Hardly surprising that a fear of snakes can be past on but memories of complex events I don't buy.
The Ice Doctor - on 18 Jul 2017
In reply to Oliver Houston:
You may be right. I am not sure my neighbour is entirely sure what he is on about. Basically he think that memories are passed on genetically.

Past life victims, are people who claim to have memories from past lives. Don't mock the fact that there are a lot of people who believe in rebirths, reincarnation. Half of Asia might be placed into this category.
Post edited at 15:50
Oliver Houston - on 18 Jul 2017
In reply to The Ice Doctor:

I wasn't intending to mock it, just never heard of one before. There's definitely a lot of stuff we don't understand, I'd argue that a memory that is somehow inherited isn't really a memory, but somehow an innate knowledge, or something.
Robert Durran - on 18 Jul 2017
In reply to stubbed:

> Fear of spiders or whatever is taught. You are taught by your parents. That's why whole families are not scared of them: it is not passed on by a gene controlling fear.

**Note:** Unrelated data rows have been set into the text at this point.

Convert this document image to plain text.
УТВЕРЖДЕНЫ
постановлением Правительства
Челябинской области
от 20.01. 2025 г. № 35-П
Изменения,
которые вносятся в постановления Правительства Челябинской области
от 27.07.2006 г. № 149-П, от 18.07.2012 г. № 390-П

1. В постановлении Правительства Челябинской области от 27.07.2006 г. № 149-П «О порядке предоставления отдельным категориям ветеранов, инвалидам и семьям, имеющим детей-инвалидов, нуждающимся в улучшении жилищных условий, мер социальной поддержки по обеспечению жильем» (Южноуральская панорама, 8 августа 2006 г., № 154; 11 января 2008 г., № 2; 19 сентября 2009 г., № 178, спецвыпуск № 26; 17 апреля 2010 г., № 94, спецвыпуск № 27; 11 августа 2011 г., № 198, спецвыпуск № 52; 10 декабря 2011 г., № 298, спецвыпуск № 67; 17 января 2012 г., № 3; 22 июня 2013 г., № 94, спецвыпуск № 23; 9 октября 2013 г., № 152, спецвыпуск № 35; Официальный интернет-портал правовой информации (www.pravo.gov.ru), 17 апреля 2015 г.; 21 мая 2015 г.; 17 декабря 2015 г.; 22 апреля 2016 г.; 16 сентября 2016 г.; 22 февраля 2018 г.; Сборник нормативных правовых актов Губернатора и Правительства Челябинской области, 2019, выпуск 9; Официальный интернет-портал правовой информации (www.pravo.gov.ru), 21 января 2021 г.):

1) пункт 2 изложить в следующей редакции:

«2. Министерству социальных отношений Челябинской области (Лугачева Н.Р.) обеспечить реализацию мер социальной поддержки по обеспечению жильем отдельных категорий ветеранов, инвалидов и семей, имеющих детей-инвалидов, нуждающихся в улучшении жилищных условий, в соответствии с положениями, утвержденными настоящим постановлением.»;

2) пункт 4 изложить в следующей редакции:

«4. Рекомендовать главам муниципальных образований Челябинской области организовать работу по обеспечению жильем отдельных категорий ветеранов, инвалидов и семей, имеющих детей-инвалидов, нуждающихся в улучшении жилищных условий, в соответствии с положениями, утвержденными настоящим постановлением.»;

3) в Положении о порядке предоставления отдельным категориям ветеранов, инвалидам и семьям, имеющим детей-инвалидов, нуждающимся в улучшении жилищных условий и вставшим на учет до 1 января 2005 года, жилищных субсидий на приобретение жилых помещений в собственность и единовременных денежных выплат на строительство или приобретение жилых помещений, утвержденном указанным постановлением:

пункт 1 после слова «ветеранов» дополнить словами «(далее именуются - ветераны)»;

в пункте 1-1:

Eh....... saying that something runs in families is hardly an argument against it being genetic! Fear of snakes is genetic. Don't know about spiders.
planetmarshall on 19 Jul 2017
In reply to Oliver Houston:

> Really? Please enlighten all the neuroscientists who are saying there's still massive areas of the brain and pathways to be investigated before we can "know" how the brain really works.

Which neuroscientists, specifically, have said that we don't know enough about how memory works to know that it isn't genetically inherited? As far as epigenetics is concerned, the results and mechanisms so far observed have only persisted across a couple of generations, which would not be sufficient to have any significant effect on evolutionary development.